For Erin Hatzikostas, head of strategy at Aetna Global Benefits, the balance between work and life raised itself unambiguously when she declined an opportunity in London because she and her husband were thinking about starting a family.

“It was a big decision, but you have to be able to say no for the right reasons,” she said.

Panelists talked about risk taking, good and bad bosses, and even the role of luck in career success.

Aronson, the UConn financial officer, earned a law degree but didn’t want to practice law. She said her experience in the public sector taught her that “it’s O.K. to be an outsider” and “you can learn anything.”

Aronson said that when she was a deputy commissioner in the State Department of Education, she was viewed as a lawyer, but when she moved to Social Services, she was seen as an educator.

When then-Gov. Lowell Weicker asked her to head the state budget office, she was initially unsure whether her background suited the job.

But she soon realized that she had considerable experience in two major components of the state budget. She figured she could learn anything else she needed to know.
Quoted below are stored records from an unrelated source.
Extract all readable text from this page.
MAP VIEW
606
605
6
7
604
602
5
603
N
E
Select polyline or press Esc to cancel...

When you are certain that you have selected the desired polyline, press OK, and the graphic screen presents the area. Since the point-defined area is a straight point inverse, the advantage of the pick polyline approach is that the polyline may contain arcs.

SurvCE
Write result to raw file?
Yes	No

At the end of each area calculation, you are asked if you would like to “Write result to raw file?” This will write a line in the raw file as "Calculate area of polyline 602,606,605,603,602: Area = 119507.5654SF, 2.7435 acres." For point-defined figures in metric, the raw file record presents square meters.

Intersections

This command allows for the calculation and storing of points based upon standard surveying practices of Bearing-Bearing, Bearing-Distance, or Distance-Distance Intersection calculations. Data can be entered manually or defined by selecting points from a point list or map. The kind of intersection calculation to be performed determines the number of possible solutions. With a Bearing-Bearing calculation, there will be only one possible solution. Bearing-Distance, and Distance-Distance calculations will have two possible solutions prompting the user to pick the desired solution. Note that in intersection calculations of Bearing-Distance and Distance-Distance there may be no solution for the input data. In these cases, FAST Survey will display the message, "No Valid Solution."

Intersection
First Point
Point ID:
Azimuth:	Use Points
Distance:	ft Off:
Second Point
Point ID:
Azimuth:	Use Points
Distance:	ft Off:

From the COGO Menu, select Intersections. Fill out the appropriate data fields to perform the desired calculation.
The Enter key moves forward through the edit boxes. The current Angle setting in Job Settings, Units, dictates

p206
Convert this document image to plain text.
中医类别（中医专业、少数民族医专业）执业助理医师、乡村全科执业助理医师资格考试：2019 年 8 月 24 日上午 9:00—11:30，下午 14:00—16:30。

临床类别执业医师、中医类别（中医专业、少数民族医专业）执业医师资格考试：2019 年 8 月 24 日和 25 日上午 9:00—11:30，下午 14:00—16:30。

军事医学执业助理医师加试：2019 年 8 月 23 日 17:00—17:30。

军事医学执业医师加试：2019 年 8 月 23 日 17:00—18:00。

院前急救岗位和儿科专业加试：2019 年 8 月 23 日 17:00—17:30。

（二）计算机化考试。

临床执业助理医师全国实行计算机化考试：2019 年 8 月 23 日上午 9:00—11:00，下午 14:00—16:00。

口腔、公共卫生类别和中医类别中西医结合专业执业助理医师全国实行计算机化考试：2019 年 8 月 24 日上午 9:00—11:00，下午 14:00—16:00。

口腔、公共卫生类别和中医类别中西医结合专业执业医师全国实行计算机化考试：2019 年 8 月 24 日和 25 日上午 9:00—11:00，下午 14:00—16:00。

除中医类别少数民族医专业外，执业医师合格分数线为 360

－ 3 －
Several speakers also cautioned that an MBA is a tool, not an automatic guarantee of success.

“Don’t think of your MBA as a substitute for real-life experience,” said Hatzikostas of Aetna. “The MBA gives you the education; then you have to do something with it.”

Other panelists were Suzanne Appleton, director of the Indian Valley YMCA; Kimberly Belval, claim solutions and design consultant at The Hartford; Rebecca Ranucci, strategic marketing, Aetna; and Linda Norrie, agency vice president of sales at MassMutual’s Charter Oak Agency.